Gesetze: BGB § 257, ZPO § 253 Abs. 2 Nr. 2, ZPO § 887, FGO § 65 Abs. 1 S. 1, DSGVO Art. 15 Abs. 1, DSGVO Art. 15 Abs. 3, DSGVO Art. 82, AO § 194, AO § 30 Abs. 4, AO § 29c

Auskunftsverlangen im Rahmen einer Betriebsprüfung bei einer Berufsgeheimnisträgerin

Freistellungsanspruch

Schadensersatz nach DSGVO

unzulässige alternative Klagehäufung

Leitsatz

1. Bei Freistellungsansprüchen (vgl. § 257 BGB) muss der Anspruch genau bezeichnet werden (Höhe, Name des Drittgläubigers), weil er gemäß § 887 ZPO vollstreckt wird.
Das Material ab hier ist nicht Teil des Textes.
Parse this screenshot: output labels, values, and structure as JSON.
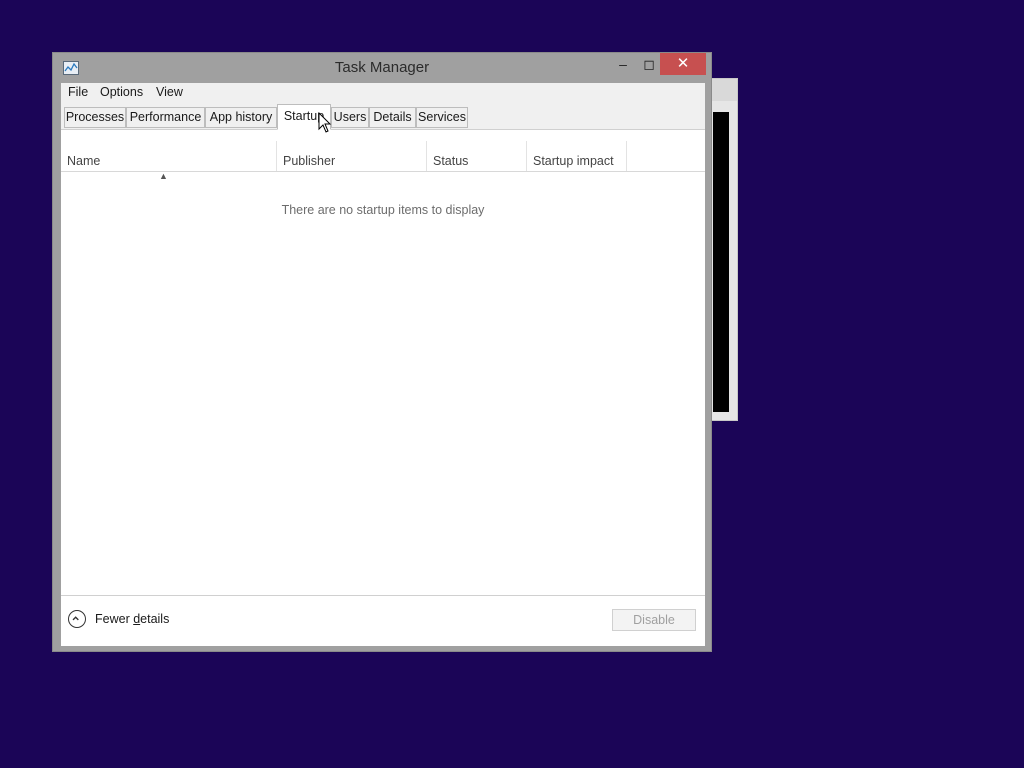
{
  "window": {
    "title": "Task Manager"
  },
  "menu": {
    "items": [
      "File",
      "Options",
      "View"
    ]
  },
  "tabs": [
    {
      "label": "Processes"
    },
    {
      "label": "Performance"
    },
    {
      "label": "App history"
    },
    {
      "label": "Startup",
      "active": true
    },
    {
      "label": "Users"
    },
    {
      "label": "Details"
    },
    {
      "label": "Services"
    }
  ],
  "columns": [
    "Name",
    "Publisher",
    "Status",
    "Startup impact"
  ],
  "sort": {
    "column": "Name",
    "direction": "ascending"
  },
  "empty_message": "There are no startup items to display",
  "footer": {
    "fewer_details_prefix": "Fewer ",
    "fewer_details_underlined": "d",
    "fewer_details_suffix": "etails",
    "disable_label": "Disable"
  },
  "icons": {
    "app": "task-manager-icon",
    "collapse": "chevron-up-circle-icon",
    "sort": "sort-ascending-icon"
  },
  "colors": {
    "desktop": "#1b0557",
    "close_button": "#c75050"
  }
}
Verlangt daher eine Frauenärztin, die dem Finanzamt auf ein im Rahmen einer Außenprüfung gestelltes Auskunftsverlagen dem Arztgeheimnis unterliegende Patientendaten offenbart hat, im Klagewege die „Freistellung von sämtlichen Schadensersatzansprüchen, die Patient:innen aus der Datenschutzverletzung geltend machen”, ist die Klage unzulässig.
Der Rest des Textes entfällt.